To celebrate the delivery of my book from the printer, I threw a small lunch party at The Castle for Tim Mercer, my publisher, and his graphic designer, Reuben Wakeman. They arrived with a bottle of champagne and a card Reuben had made for me , its cover bearing words written by the American Pulitzer Prize winning poet, Edna St Vincent Millay. It read: “A person who publishes a book willfully appears before the populace with his pants down. If it is a good book nothing can hurt him. If it is a bad book nothing can help him.”
Inside the card, my two friends had written a touching message. “Nothing can hurt you,” they said.
Well, I hope they are right. Certainly, Alexander Waugh, Martin Bell, Rosie Boycott, Jonathan Meades and Julian Fellowes, the five distinguished writers whose rave reviews adorn the back cover make me optimistic that My Archipelago will leap off the display tables and bookshelves at branches of Waterstone’s and elsewhere across the UK when the book goes on sale in September.
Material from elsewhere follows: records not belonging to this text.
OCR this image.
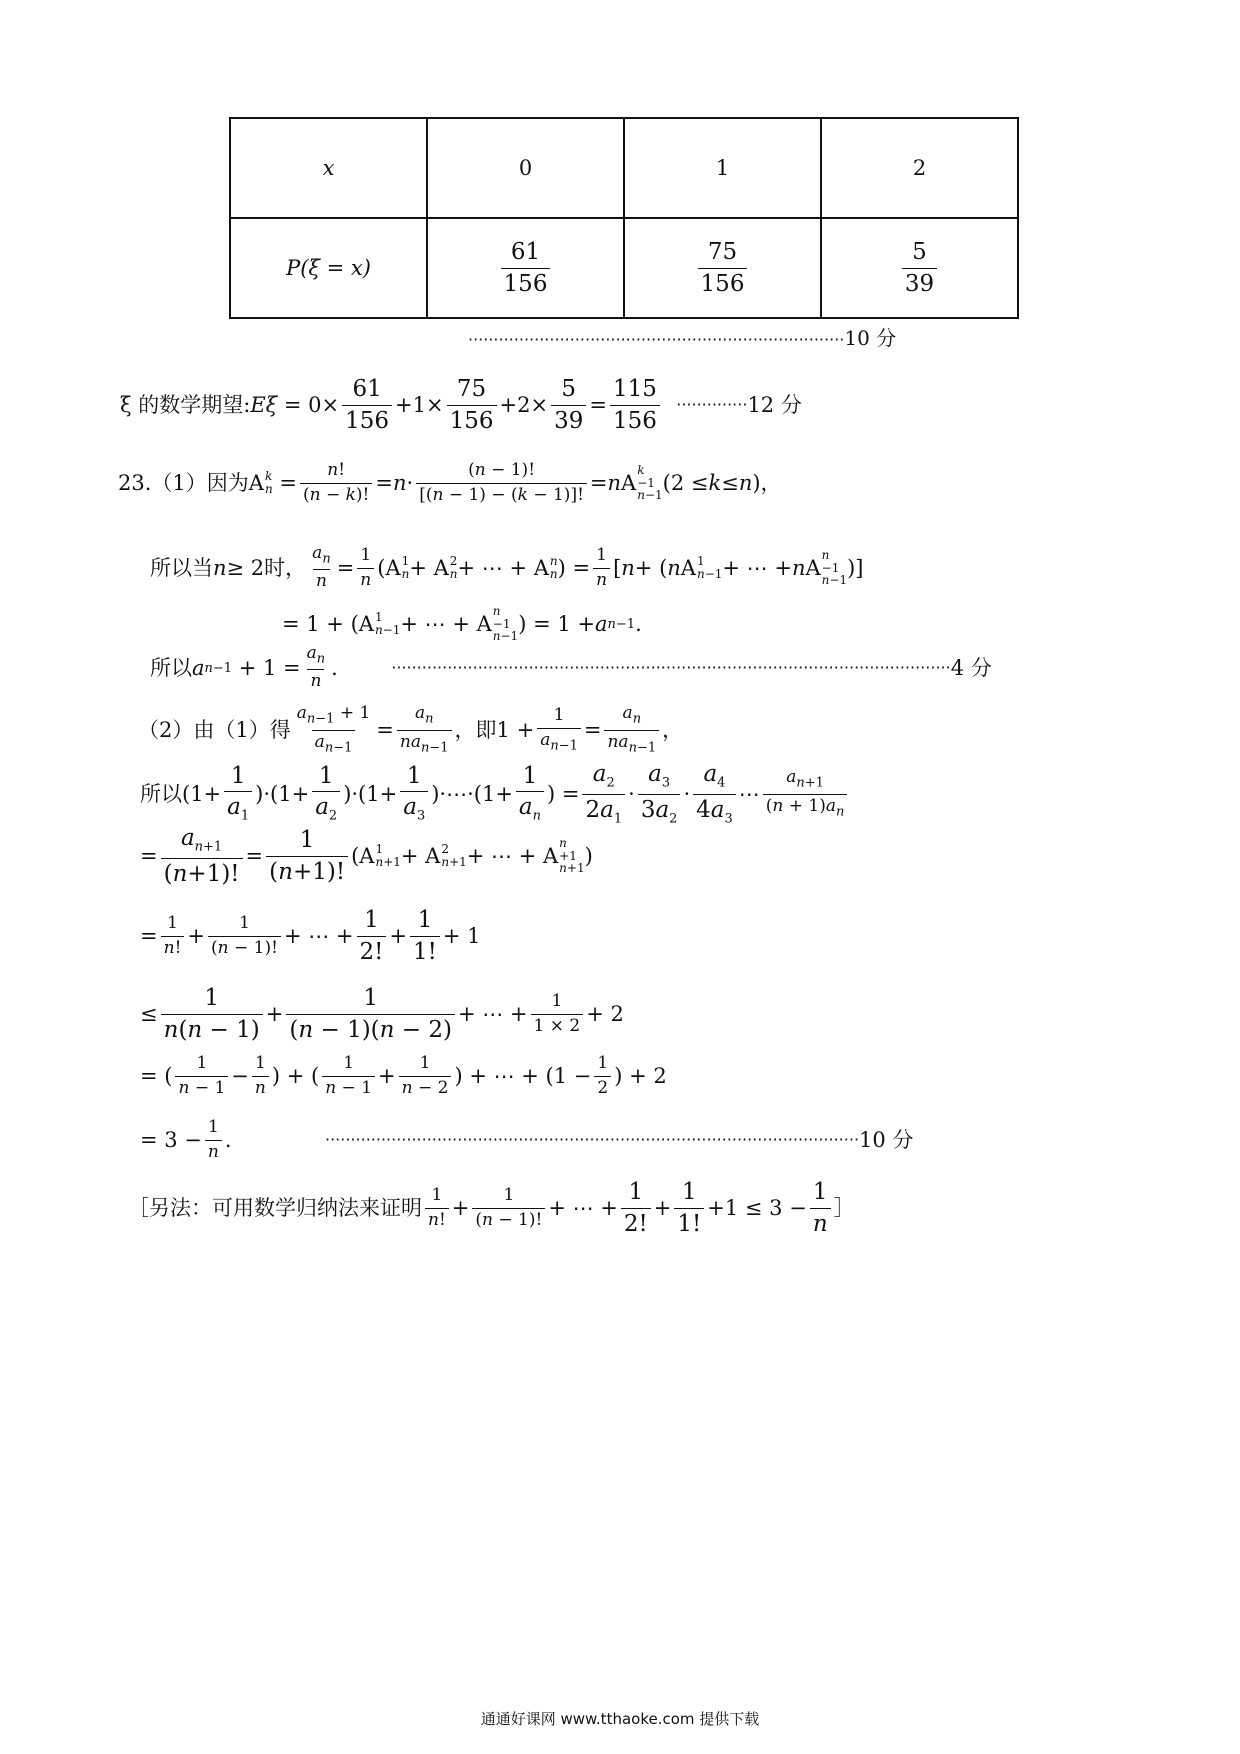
x	0	1	2
P(ξ = x)	$\frac{61}{156}$	$\frac{75}{156}$	$\frac{5}{39}$
··········································································10 分
ξ 的数学期望: $E\xi = 0\times \frac{61}{156} +1\times \frac{75}{156} +2\times \frac{5}{39} = \frac{115}{156}$
·············· 12 分
23.（1）因为 A k
$n = \frac{n!}{(n - k)!} = n \cdot \frac{(n - 1)!}{[(n - 1) - (k - 1)]!} = n$ A
k
−1
n−1
(2 ≤ k ≤ n )，
所以当 n ≥ 2 时， $\frac{a_n}{n} = \frac{1}{n} (A$ 1
n + A 2
n + ⋯ + A n
n ) = $\frac{1}{n}$ [ n + ( n A 1
n−1 + ⋯ + n A
n
−1
n−1
)]
= 1 + (A 1
n−1 + ⋯ + A
n
−1
n−1
) = 1 + a n−1 .
所以 a $n-1 + 1 = \frac{a_n}{n}$ . ·············································································································· 4 分
（2）由（1）得 $\frac{a_{n-1} + 1}{a_{n-1}} = \frac{a_n}{na_{n-1}}$ ，即 $1 + \frac{1}{a_{n-1}} = \frac{a_n}{na_{n-1}}$ ，
所以 $(1+ \frac{1}{a_1} )\cdot(1+ \frac{1}{a_2} )\cdot(1+ \frac{1}{a_3}$ )·⋯·(1+ $\frac{1}{a_n}$ ) = $\frac{a_2}{2a_1} \cdot \frac{a_3}{3a_2} \cdot \frac{a_4}{4a_3}$ ⋯ $\frac{a_{n+1}}{(n + 1)a_n}$
= $\frac{a_{n+1}}{(n+1)!} = \frac{1}{(n+1)!} (A$ 1
n+1 + A 2
n+1 + ⋯ + A
n
+1
n+1
)
= $\frac{1}{n!} + \frac{1}{(n - 1)!}$ + ⋯ + $\frac{1}{2!} + \frac{1}{1!} + 1$
≤ $\frac{1}{n(n - 1)} + \frac{1}{(n - 1)(n - 2)}$ + ⋯ + $\frac{1}{1 \times 2} + 2$
= ( $\frac{1}{n - 1} - \frac{1}{n}$ ) + ( $\frac{1}{n - 1} + \frac{1}{n - 2}$ ) + ⋯ + ($1 - \frac{1}{2}$ ) + 2
= $3 - \frac{1}{n}$ . ········································································································· 10 分
［另法：可用数学归纳法来证明 $\frac{1}{n!} + \frac{1}{(n - 1)!}$ + ⋯ + $\frac{1}{2!} + \frac{1}{1!} +1 \le 3 - \frac{1}{n}$ ］
通通好课网 www.tthaoke.com 提供下载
To my surprise, an unsolicited telephone call I made to Waterstone’s HQ in Brentford yesterday gave me more encouragement. They took time to talk. Like all the store managers I have spoken to, they were interested in this little-known, self-published author. They even have an “Independent Publishing Coordinator”. Here is a company with an enlightened literary policy. They do not worship starry names to the exclusion of the rest of us. They actively promote good writing from wherever it may come.
But, of course, the real test will come in September. Will the reading “populace” go for it? Having “willfully” appeared with my “pants down”, will they buy? All I have to go on for the moment is anecdotal evidence from those people who have bought preview copies and, for what it is worth, that evidence is terrifically positive. Messages by email, text and telephone are telling me they love it! They are reading the book through tears and smiles. Locked in by the drama of the narrative, they say they can’t but it down. This anxious author cannot ask for more.